Donald Dawson, this year's recipient, is one of the world's leading probabilists, having made seminal contributions to the study of spatially distributed stochastic processes and infinite-dimensional branching systems, among those being the Dawson-Watanabe superprocess. He received his B.Sc. from McGill in 1958 and his doctorate from MIT in 1963.

Professor Dawson taught at both McGill University and Carleton University, where he is now Professor Emeritus. His leadership within the Canadian mathematical community includes a term as Director of the Fields Institute from 1996 to 2000. He is a Fellow of the Royal Society of Canada, as well as of the International Statistical Institute and the Institute of Mathematical Statistics.

Other honours include 1991 Gold Medal Lecture of the Statistical Society of Canada, the 1994 Jeffery-Williams lecture of the CMS, an invited lecture at the 1994 ICM, as well as the Fields Institute's Distinguished Lecture Series in the Statistical Sciences. His numerous editorial contributions include serving as co-editor-in-chief of the Canadian Journal of Mathematics.
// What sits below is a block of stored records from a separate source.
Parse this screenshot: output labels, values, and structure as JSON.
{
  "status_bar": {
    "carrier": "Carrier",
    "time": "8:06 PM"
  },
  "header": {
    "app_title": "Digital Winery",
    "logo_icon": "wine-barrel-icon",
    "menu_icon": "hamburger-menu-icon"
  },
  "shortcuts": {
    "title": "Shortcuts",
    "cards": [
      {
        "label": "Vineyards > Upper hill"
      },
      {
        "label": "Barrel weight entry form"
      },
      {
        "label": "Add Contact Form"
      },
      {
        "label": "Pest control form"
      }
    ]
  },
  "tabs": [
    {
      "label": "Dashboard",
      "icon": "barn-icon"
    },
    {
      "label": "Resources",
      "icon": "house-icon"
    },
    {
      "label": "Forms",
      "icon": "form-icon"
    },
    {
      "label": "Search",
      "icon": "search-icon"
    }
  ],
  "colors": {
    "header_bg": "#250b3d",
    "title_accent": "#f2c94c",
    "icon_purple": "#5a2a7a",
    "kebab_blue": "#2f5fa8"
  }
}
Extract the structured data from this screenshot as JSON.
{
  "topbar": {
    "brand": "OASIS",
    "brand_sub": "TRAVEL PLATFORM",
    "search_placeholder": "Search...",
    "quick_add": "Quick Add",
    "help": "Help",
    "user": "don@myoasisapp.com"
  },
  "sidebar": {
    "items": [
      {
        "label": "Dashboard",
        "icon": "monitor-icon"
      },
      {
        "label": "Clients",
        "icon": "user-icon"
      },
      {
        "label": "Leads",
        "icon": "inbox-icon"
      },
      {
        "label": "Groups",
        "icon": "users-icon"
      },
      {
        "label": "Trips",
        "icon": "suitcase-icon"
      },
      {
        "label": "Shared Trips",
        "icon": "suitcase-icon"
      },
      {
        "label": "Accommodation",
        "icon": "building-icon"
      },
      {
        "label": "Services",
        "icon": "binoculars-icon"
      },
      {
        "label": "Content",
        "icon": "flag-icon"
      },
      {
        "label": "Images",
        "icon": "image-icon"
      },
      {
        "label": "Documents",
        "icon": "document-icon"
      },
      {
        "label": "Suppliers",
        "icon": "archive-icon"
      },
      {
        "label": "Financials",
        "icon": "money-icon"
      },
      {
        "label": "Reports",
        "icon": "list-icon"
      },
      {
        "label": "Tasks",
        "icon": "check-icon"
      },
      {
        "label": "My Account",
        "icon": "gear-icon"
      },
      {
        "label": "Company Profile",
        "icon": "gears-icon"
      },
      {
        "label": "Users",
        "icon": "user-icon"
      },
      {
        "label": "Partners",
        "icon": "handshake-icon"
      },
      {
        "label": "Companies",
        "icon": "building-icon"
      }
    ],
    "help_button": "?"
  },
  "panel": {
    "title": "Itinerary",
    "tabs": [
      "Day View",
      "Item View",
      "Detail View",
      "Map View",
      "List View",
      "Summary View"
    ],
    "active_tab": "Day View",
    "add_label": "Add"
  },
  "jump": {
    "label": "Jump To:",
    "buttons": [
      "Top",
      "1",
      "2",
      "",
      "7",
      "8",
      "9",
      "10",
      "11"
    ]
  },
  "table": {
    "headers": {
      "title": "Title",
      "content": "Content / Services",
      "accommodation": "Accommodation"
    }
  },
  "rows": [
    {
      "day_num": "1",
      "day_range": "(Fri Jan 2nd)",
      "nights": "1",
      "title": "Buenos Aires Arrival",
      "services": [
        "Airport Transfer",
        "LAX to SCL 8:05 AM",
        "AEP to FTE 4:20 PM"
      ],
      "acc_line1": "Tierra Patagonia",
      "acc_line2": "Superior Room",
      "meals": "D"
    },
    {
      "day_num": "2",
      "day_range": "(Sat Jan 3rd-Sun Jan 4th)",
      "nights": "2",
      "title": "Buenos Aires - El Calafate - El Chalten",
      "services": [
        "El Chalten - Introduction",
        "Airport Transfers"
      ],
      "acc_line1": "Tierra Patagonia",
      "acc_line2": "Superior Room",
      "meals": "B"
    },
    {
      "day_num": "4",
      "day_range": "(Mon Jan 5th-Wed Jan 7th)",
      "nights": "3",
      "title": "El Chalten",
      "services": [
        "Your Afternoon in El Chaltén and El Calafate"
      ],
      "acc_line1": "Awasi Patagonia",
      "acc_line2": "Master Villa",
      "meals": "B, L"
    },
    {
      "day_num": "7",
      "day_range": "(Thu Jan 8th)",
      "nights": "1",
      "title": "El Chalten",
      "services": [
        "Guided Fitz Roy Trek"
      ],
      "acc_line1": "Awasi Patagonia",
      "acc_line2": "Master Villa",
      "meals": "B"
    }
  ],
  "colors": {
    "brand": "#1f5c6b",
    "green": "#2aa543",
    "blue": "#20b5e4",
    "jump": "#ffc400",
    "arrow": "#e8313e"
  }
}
He has served his profession through numerous NSERC and CMS committees, and is currently President-Elect of the Bernoulli Society for Mathematical Statistics and Probability.

Previous recipients are H.S.M. (Donald) Coxeter, George A. Elliott, James Arthur, Robert V. Moody, Stephen A. Cook, Israel Michael Sigal, William T. Tutte, John B. Friedlander, John McKay and Edwin Perkins.